9月は「防災月間」です。また、毎年9月1日は「防災の日」と定められています。「防災の日」は大正12年9月1日に発生した関東大震災にちなんだもので、震災の教訓を忘れないという意味とこの時期に多い台風への心構えをという意味から、昭和35年に制定されました。また、9月1日の前後である8月30日~9月5日を「防災週間」として、防災訓練などが各地で行われます。災害の多い日本に住んでいる私達において、過去の災害を教訓にして災害を未然に防ぐことや、被害を軽減できるように準備をすることはとても重要なことです。
今回は私が自身の教訓として残している災害経験をご紹介させていただきます。
土木技術職の公務員として働いていたころの話です。私の住む地域で、震度7の地震が起こりました。担当した現場の一つに学校敷地のブロック積擁壁が被災した現場がありました。擁壁の上は学校の運動場、擁壁の下は幅員4mほどの道路でした。道路の延長は120mほどで、坂道になっているため、路面からの擁壁高は2m~5mでした。擁壁の被災状況としてはブロックのひび割れが見受けられ、はらみが1部見受けられる箇所がありました。擁壁天端際には運動場の排水のための側溝が設置されており、地震の揺れにより破損状況が激しい箇所も上流側でありました。

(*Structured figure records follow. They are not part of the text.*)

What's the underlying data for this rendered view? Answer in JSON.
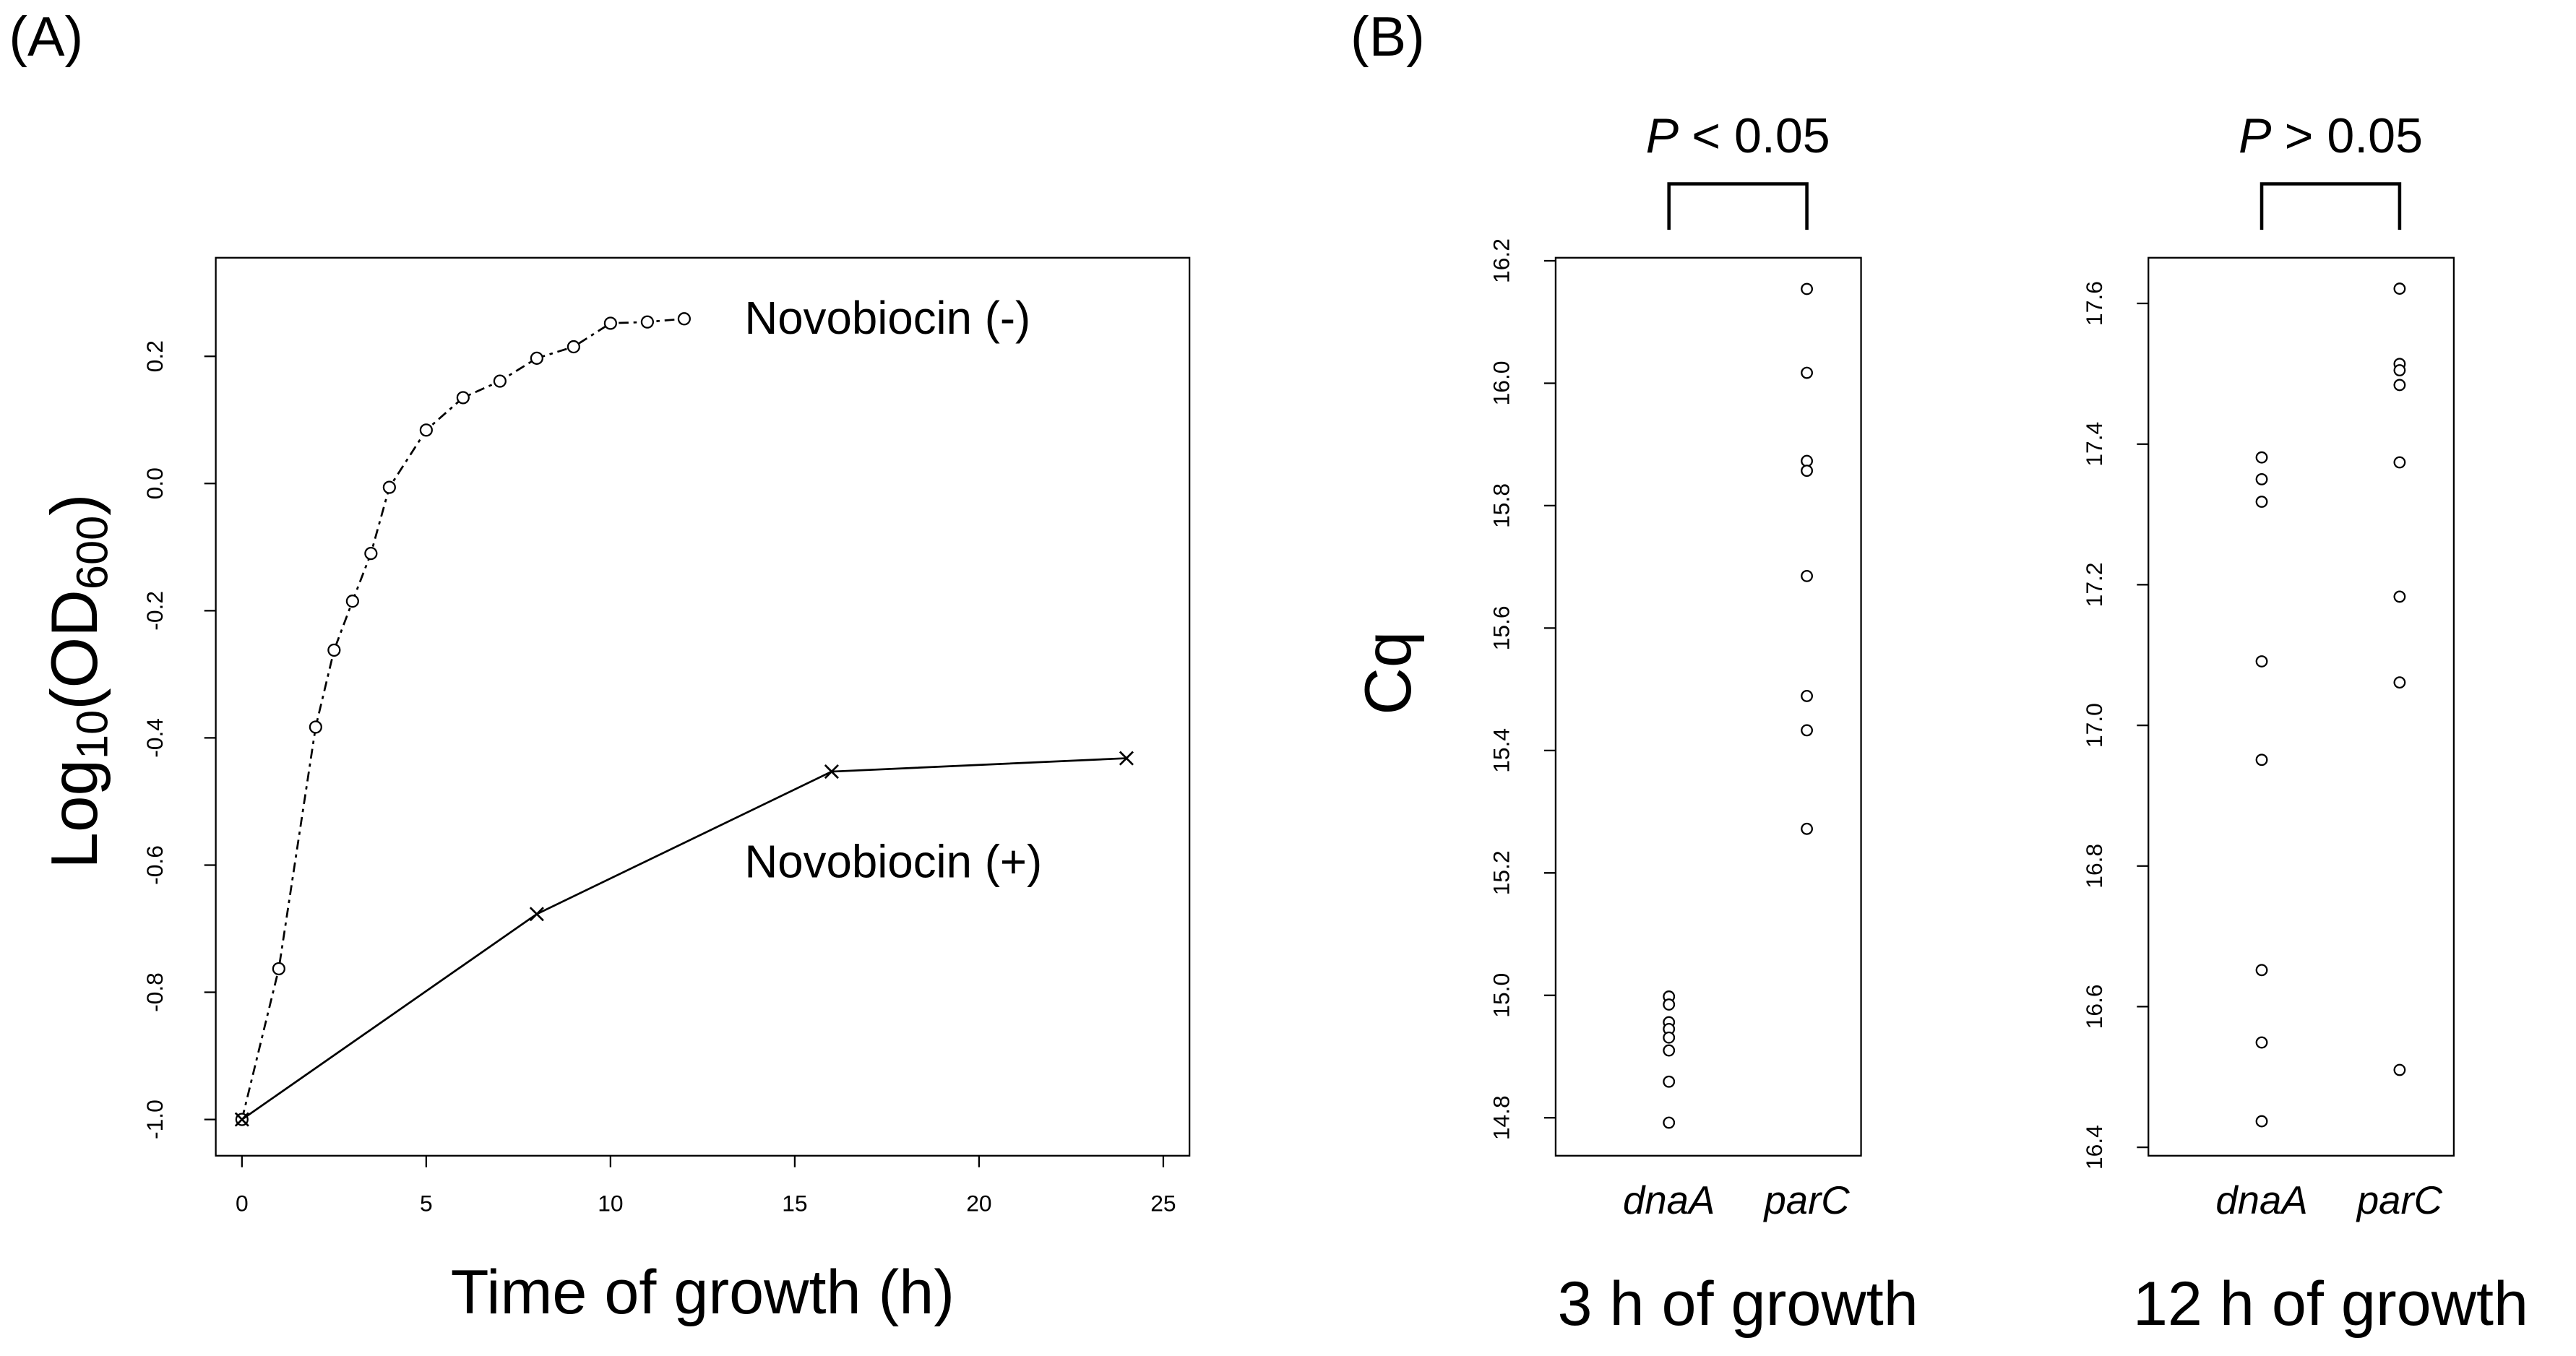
{
  "chart_data": [
    {
      "type": "line",
      "panel_label": "(A)",
      "xlabel": "Time of growth (h)",
      "ylabel": [
        "Log",
        "10",
        "(OD",
        "600",
        ")"
      ],
      "xlim": [
        -0.71,
        25.71
      ],
      "ylim": [
        -1.057,
        0.355
      ],
      "xticks": [
        0,
        5,
        10,
        15,
        20,
        25
      ],
      "yticks": [
        {
          "value": -1,
          "label": "-1.0"
        },
        -0.8,
        -0.6,
        -0.4,
        -0.2,
        {
          "value": 0,
          "label": "0.0"
        },
        0.2
      ],
      "series": [
        {
          "name": "Novobiocin (-)",
          "color": "#000000",
          "marker": "o",
          "dashed": true,
          "x": [
            0,
            1,
            2,
            2.5,
            3,
            3.5,
            4,
            5,
            6,
            7,
            8,
            9,
            10,
            11,
            12
          ],
          "values": [
            -1.0,
            -0.763,
            -0.383,
            -0.262,
            -0.185,
            -0.11,
            -0.006,
            0.084,
            0.135,
            0.161,
            0.197,
            0.215,
            0.252,
            0.254,
            0.259
          ]
        },
        {
          "name": "Novobiocin (+)",
          "color": "#000000",
          "marker": "x",
          "dashed": false,
          "x": [
            0,
            8,
            16,
            24
          ],
          "values": [
            -1.0,
            -0.677,
            -0.453,
            -0.432
          ]
        }
      ]
    },
    {
      "type": "strip",
      "panel_label": "(B)",
      "ylabel": "Cq",
      "xlabel": "3 h of growth",
      "annotation": [
        "P",
        "< 0.05"
      ],
      "categories": [
        "dnaA",
        "parC"
      ],
      "ylim": [
        14.738,
        16.205
      ],
      "yticks": [
        14.8,
        {
          "value": 15,
          "label": "15.0"
        },
        15.2,
        15.4,
        15.6,
        15.8,
        {
          "value": 16,
          "label": "16.0"
        },
        16.2
      ],
      "series": [
        {
          "values": [
            14.998,
            14.985,
            14.956,
            14.945,
            14.931,
            14.91,
            14.859,
            14.792
          ]
        },
        {
          "values": [
            16.154,
            16.017,
            15.873,
            15.857,
            15.685,
            15.489,
            15.433,
            15.272
          ]
        }
      ]
    },
    {
      "type": "strip",
      "xlabel": "12 h of growth",
      "annotation": [
        "P",
        "> 0.05"
      ],
      "categories": [
        "dnaA",
        "parC"
      ],
      "ylim": [
        16.388,
        17.665
      ],
      "yticks": [
        16.4,
        16.6,
        16.8,
        {
          "value": 17,
          "label": "17.0"
        },
        17.2,
        17.4,
        17.6
      ],
      "series": [
        {
          "values": [
            17.381,
            17.35,
            17.318,
            17.091,
            16.951,
            16.652,
            16.549,
            16.437
          ]
        },
        {
          "values": [
            17.621,
            17.514,
            17.505,
            17.484,
            17.374,
            17.183,
            17.061,
            16.51
          ]
        }
      ]
    }
  ]
}
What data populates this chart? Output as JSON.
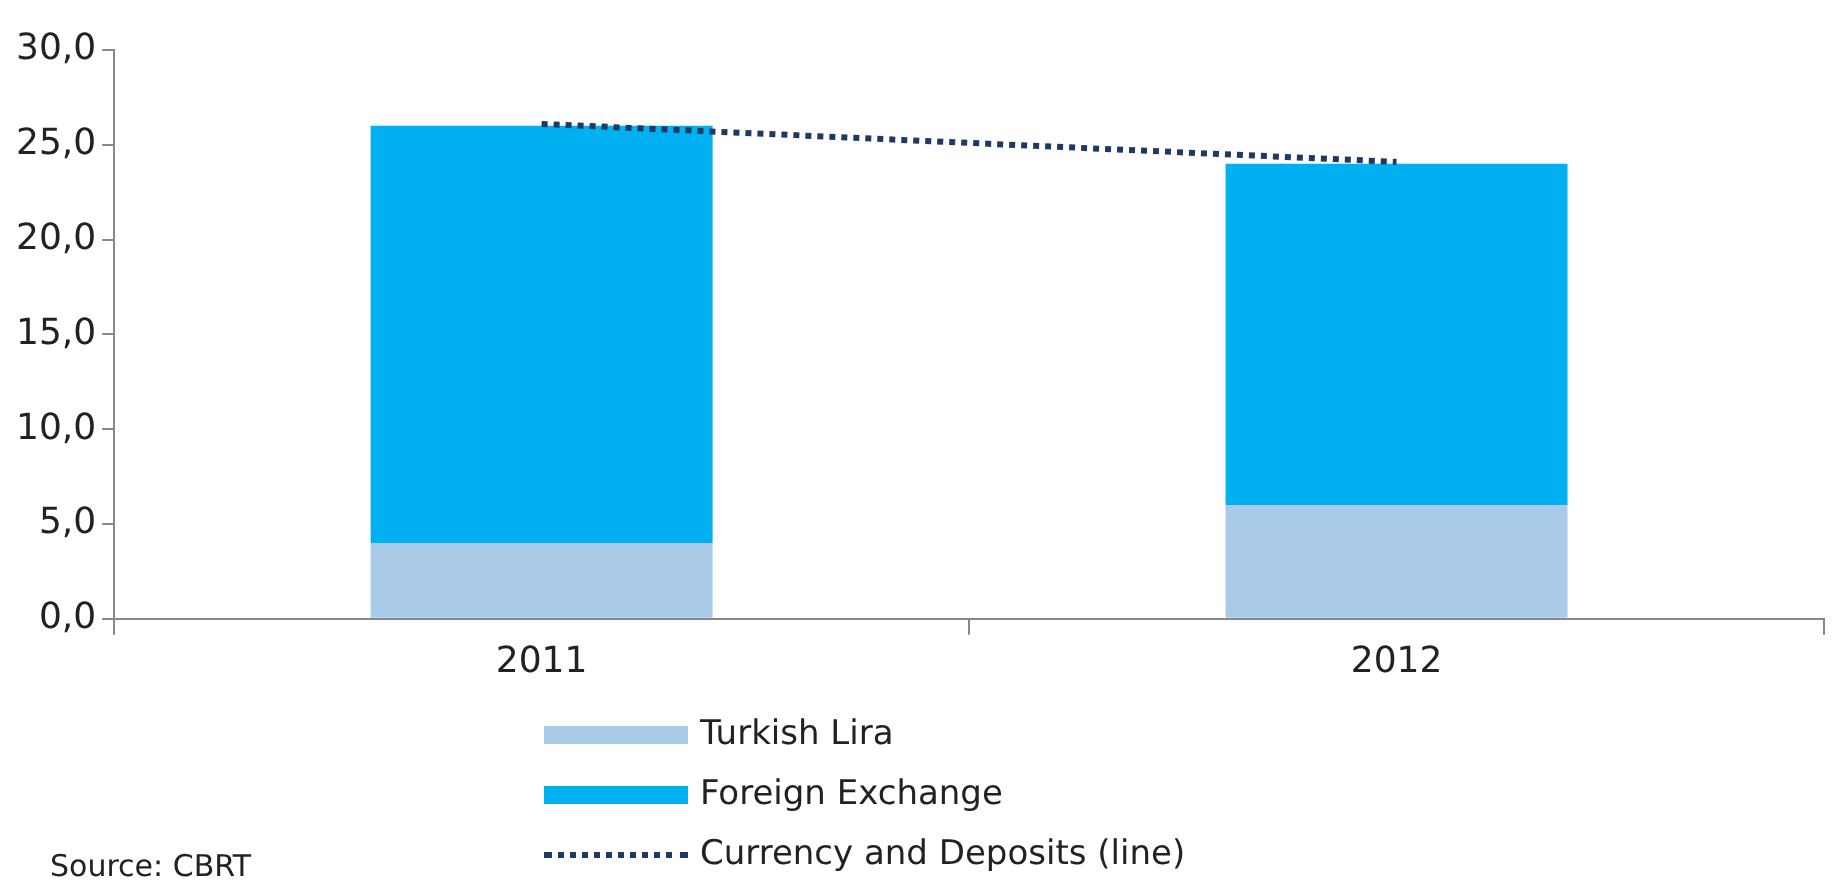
{
  "chart_data": {
    "type": "bar",
    "stacked": true,
    "categories": [
      "2011",
      "2012"
    ],
    "series": [
      {
        "name": "Turkish Lira",
        "color": "#a9cbe8",
        "values": [
          4.0,
          6.0
        ]
      },
      {
        "name": "Foreign Exchange",
        "color": "#00b0f0",
        "values": [
          22.0,
          18.0
        ]
      },
      {
        "name": "Currency and Deposits (line)",
        "type": "line",
        "color": "#1f3864",
        "values": [
          26.1,
          24.1
        ],
        "line_style": "dotted",
        "marker": "none"
      }
    ],
    "ylim": [
      0,
      30
    ],
    "yticks": [
      {
        "value": 0,
        "label": "0,0"
      },
      {
        "value": 5,
        "label": "5,0"
      },
      {
        "value": 10,
        "label": "10,0"
      },
      {
        "value": 15,
        "label": "15,0"
      },
      {
        "value": 20,
        "label": "20,0"
      },
      {
        "value": 25,
        "label": "25,0"
      },
      {
        "value": 30,
        "label": "30,0"
      }
    ],
    "grid": false,
    "legend": "bottom",
    "annotations": [
      "Source: CBRT"
    ]
  }
}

復旧方法として、全区間のブロック積み擁壁の再構築と側溝の復旧を計画しました。しかし、復旧工事に着工するためには災害査定を受け、予算枠を確保しなければなりません。災害査定も簡略化されてきているとはいえ時間を要します。崩壊した箇所の応急復旧など、日常生活を回復させる緊急工事を優先していたので、災害発生時期は4月中旬でしたが、本箇所の工事着工は梅雨明け後が想定されました。そのため、「被災した状況で養生しながら、梅雨越えをする」ということが課題になりました。
上部の敷地の運動場には水みちができており、損傷の激しかった側溝の方に向かっていました。運動場に降った雨水がそこへ流れ込むと擁壁背面に水が流入し危険なため、仮対策として比較的健全な側溝へ導水するように土嚢を積み、ブルシート養生を行いました。
平面図イメージ
仮対策後は、降雨時には定期的に観察し、時間雨量20mmを超えるような時でも良好に対策効果が発揮されていることを確認していました。しかし、対策むなしく擁壁が崩壊してしまったのは、予定通り測量に入り、順調に進んでいると思い始めた梅雨の中頃のことでした。 前後の時間はあまり激しい雨は降っていなかったのですが、夜11時過ぎから12時過ぎの1時間程度で100mm程の大雨が降ったのです。崩壊したのは側溝の損傷が激しかった約15m区間でした。想定以上の雨水が隙間などから流れ込み、擁壁の背面に流入し崩壊させたのでした。
横断図イメージ
崩壊に伴って、土砂やコンクリート塊が擁壁下の道路を塞いでいました。元々、人通りは多くない道で、時間帯も深夜帯であったため、通行人はおらず、2次被害が起こらなかったことが何よりでした。
次の日の朝から本格的に崩壊土砂などの撤去を行い、交通開放をしました。また、擁壁が崩壊したため、さらに雨水で法面が侵食されないようシート養生と、コルゲート管を一部に設置し道路側溝へ繋ぎました。このことにより崩壊箇所の大雨時の対策はもちろん、本工事における擁壁復旧時の一時撤去期間などにも仮排水箇所として利用でき、なんとか復旧を行うことができました。
今回、ご紹介したケースでは私の当初対応で何らかの措置を行っていれば再災害は起こらず済んだと感じています。この災害経験から私が教訓としていることは3点です。
今回は短時間に想像を超える激しい雨が降りました。台風などにおいても「今回は大丈夫」、「こっちの地域は大丈夫」といった気持ちが命取りです。
対策が十分か心配だったため定期的に観察を行っていました。観察が不要というわけではありませんが、不安点があったのであれば、やはり初期の段階で対応しておくべきでした。災害が起こってからでは遅いです。
今回は様々な要因が重なって擁壁が崩壊しました。点検業務等において、対象物そのものだけでなく、それらを取り巻くものから起こりうる崩壊形態や、損傷の可能性を想像することが災害を未然に防ぐうえで非常に重要だと思います。
私が自身の教訓として残している災害経験のご紹介については以上です。
少しでも災害対応時の参考にしていただければ幸いです。最後まで読んでいただきありがとうございました。